Stuttgart - Wertguthaben auf sogenannten Zeitwertkonten dürfen nicht dazu eingesetzt werden, um die normale Arbeitszeit flexibel zu gestalten. Sie dürfen nicht mit den flexiblen Arbeitszeitkonten verwechselt werden. Angespart wird ein Wertguthaben für längere Freizeiten, wie eben ein fließender Übergang in die Rente. Aber auch Eltern- und Pflegezeiten sind damit überbrückbar oder Zeiträume mit Teilzeitarbeit.

Wer Sonderzahlungen oder feste Bestandteile seines Gehalts in dieses Wertguthaben einfließen lässt, der bekommt es dann in der Phase ausgezahlt, in der er nicht mehr arbeitet (Freistellungsphase). Das kann auch unmittelbar vor dem Renteneintritt sein. Ein Beispiel: Ein im Juli 1957 geborener Arbeitnehmer, der eine gute Rentenbiografie hat, die Voraussetzungen für eine Rente für besonders langjährig Versicherte erfüllt und deswegen eigentlich mit 63 Jahren Schluss machen könnte, muss aber wegen der Anhebung der Altersgrenze – in diesem Fall um zehn Monate – bis Juni 2021 mit dem Renteneintritt warten. Denn diese Form der Rente kann nicht vorzeitig (mit Abschlägen) ausgezahlt werden.

Modell hat enormen Zulauf

„Hat er jedoch ein Wertguthabenkonto, sei es beim Arbeitgeber oder bei der Deutschen Rentenversicherung Bund (DRV), so könnte er dieses bei Erfüllung aller sonstigen Voraussetzungen einsetzen und mit dem 63. Geburtstag oder noch früher gehen.
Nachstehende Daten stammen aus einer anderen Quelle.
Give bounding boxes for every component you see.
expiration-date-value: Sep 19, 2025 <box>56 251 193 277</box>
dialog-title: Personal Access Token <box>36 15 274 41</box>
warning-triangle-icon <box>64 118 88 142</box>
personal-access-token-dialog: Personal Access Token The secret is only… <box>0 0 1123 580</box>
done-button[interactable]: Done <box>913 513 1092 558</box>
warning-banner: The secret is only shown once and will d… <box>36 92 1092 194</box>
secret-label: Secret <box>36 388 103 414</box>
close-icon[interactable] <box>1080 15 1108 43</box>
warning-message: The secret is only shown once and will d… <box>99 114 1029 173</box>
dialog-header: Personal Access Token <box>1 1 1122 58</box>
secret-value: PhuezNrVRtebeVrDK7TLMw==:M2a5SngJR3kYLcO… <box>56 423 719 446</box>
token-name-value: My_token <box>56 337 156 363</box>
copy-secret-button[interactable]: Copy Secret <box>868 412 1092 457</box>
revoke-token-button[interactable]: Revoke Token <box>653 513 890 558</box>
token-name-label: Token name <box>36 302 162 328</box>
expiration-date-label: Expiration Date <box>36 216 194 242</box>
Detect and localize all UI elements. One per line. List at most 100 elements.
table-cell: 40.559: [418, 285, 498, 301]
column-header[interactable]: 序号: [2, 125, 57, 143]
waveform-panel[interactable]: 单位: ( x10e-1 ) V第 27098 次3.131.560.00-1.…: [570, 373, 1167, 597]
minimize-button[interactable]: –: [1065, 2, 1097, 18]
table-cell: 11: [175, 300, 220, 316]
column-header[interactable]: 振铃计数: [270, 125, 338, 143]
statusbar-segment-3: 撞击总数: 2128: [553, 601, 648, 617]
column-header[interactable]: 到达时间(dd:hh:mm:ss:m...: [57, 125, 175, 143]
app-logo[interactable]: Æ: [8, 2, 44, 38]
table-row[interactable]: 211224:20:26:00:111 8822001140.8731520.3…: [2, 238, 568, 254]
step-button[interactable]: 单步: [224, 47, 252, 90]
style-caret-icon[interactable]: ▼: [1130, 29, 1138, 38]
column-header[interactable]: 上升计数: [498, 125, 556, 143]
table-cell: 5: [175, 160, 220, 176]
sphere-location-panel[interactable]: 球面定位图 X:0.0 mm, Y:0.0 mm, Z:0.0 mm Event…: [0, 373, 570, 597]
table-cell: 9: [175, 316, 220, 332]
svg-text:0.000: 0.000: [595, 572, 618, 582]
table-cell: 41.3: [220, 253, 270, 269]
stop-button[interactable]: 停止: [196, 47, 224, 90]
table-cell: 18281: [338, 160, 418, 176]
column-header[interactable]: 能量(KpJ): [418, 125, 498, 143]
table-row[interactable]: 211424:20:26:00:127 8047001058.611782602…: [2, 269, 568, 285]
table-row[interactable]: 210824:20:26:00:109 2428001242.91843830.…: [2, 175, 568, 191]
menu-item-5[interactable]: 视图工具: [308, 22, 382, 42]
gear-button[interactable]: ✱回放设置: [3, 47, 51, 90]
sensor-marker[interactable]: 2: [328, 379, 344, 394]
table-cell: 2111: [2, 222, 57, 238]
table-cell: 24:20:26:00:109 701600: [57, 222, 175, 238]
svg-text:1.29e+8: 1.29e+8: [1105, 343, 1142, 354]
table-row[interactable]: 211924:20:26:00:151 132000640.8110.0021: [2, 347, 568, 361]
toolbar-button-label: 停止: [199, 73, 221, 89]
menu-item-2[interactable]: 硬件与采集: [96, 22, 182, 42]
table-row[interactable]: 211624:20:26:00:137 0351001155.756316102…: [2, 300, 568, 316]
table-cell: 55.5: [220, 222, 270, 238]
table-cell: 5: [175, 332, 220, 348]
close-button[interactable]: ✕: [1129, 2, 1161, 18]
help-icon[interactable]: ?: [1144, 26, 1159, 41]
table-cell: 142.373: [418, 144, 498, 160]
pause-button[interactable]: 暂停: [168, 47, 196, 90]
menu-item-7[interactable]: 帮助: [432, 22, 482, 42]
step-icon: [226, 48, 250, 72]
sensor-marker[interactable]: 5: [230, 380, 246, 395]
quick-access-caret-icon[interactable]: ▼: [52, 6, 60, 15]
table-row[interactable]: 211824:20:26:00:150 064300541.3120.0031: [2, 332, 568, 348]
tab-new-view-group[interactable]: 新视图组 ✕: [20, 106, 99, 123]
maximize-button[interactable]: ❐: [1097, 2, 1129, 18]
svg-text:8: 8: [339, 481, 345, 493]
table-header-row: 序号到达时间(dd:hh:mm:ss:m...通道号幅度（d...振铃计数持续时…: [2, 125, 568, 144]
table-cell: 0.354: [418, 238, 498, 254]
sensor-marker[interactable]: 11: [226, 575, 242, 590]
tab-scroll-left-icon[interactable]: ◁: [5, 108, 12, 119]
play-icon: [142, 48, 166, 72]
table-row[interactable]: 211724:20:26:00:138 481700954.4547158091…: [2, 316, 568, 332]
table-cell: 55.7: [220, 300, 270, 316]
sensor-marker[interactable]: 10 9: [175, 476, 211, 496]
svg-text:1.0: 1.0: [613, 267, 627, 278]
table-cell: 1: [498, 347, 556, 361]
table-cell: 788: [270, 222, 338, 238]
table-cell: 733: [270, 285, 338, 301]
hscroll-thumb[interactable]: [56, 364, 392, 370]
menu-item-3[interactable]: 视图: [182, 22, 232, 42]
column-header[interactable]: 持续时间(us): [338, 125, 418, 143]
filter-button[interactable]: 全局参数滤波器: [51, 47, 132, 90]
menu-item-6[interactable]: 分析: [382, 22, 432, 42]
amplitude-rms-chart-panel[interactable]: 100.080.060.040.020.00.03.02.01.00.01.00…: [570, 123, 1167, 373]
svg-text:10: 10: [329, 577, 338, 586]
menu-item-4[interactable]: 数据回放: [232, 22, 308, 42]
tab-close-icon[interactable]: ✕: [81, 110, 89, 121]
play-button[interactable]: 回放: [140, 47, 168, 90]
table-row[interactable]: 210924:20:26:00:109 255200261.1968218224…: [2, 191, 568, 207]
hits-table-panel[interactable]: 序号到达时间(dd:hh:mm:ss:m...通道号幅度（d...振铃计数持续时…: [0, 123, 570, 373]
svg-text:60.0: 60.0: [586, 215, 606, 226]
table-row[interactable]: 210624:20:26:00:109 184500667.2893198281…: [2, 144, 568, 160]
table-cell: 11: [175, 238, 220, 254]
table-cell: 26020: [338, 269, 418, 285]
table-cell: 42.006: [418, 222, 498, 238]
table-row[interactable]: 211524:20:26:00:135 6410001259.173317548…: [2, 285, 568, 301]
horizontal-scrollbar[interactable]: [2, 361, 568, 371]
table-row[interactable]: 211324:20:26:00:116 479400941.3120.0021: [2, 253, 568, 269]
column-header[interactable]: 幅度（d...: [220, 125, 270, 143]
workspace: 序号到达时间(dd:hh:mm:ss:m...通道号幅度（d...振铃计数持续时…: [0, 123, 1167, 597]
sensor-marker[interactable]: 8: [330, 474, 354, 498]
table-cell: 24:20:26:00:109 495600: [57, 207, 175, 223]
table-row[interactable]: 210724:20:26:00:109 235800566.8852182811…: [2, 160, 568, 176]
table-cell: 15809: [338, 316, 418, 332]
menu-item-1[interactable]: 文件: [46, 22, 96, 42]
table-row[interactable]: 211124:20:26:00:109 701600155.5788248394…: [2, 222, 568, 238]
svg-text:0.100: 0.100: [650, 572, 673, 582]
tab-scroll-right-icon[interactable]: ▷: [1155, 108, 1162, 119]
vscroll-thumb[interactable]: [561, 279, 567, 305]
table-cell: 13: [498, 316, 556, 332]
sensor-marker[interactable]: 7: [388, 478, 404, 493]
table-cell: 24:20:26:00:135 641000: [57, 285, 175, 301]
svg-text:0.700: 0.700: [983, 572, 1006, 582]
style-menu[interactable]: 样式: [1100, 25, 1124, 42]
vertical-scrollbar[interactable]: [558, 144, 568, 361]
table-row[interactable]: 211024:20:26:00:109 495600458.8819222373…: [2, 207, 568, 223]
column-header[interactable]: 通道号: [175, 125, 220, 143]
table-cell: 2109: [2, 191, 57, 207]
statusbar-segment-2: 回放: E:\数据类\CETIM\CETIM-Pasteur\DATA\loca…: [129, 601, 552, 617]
„Das Referat für Wertguthaben bei der DRV berichtet von einem enormen Zulauf in diesem Bereich“, sagt Gundula Sennewald, Rentenexpertin bei der Deutschen Rentenversicherung Bund in Berlin. Wichtig: Wertguthaben kann nur auf die Rentenversicherung auf ein separat geführtes Wertguthabenkonto übergehen, wenn das Arbeitsverhältnis beendet ist oder absehbar ist, dass es bald endet. Auch muss es ein bestimmtes Volumen erreicht haben. Für das Jahr 2020 muss das Guthaben mindestens 19 110 Euro (im Osten: 18 060 Euro) ausmachen.

Absicherung gegen Insolvenz

Der Gesetzgeber schreibt den Arbeitgebern vor, das Wertguthaben gegen Insolvenz abzusichern. Und es muss bei einem Wechsel des Arbeitgebers übertragbar sein. Häufig regeln Tarifverträge, ob und wie Wertguthaben eingerichtet werden können. Grundlage ist jedoch zwingend eine Wertguthabenvereinbarung zwischen Arbeitnehmer und Arbeitgeber. Die Verwaltung der Guthaben bei den Arbeitnehmern wird – im Rahmen der gesetzlichen Leitplanken – quasi von Firma zu Firma unterschiedlich behandelt.

Der Fachanwalt für Arbeitsrecht, Thomas Snelting, spricht ebenfalls davon, dass das Modell Wertguthaben von Beschäftigten sehr gern genutzt wird. Eben, um etwas früher in Rente gehen zu können. Das sollte auf keinen Fall ohne fachlichen Rat angegangen werden, weil sozialversicherungsrechtliche sowie steuerliche Aspekte zu beachten sind. So werden in der Ansparphase zunächst weder Steuern noch Sozialversicherungsabgaben fällig werden, sie sind dann aber bei der Auszahlung zu entrichten. Vorteil: Während der Freistellung besteht weiterhin Sozialversicherungsschutz.

Wie sieht es bei Schwerbehinderten aus?

Ein weiteres Beispiel: Hat ein schwer behinderter Arbeitnehmer, der im Juli 1960 geboren ist, alle Voraussetzungen erfüllt, kann er mit 63 Jahren in Rente gehen – wegen der Anhebung der Altersgrenze aber auch nur mit einer Verschiebung von hier 16 Monaten.

Im November 2024 dürfte er demnach ohne Abschlag Rentner werden. Sein frühestmöglicher Start ins Rentnerdasein wäre mit 61 Jahren und 4 Monaten im November 2021 mit einem Abschlag in Höhe von 10,8 Prozent möglich. Die Zeit vor der Rente lässt sich mit Wertguthaben überbrücken. So hätte der Schwerbehinderte hier den Abschlag womöglich sogar auf null kürzen und trotzdem vorzeitig Schluss machen können.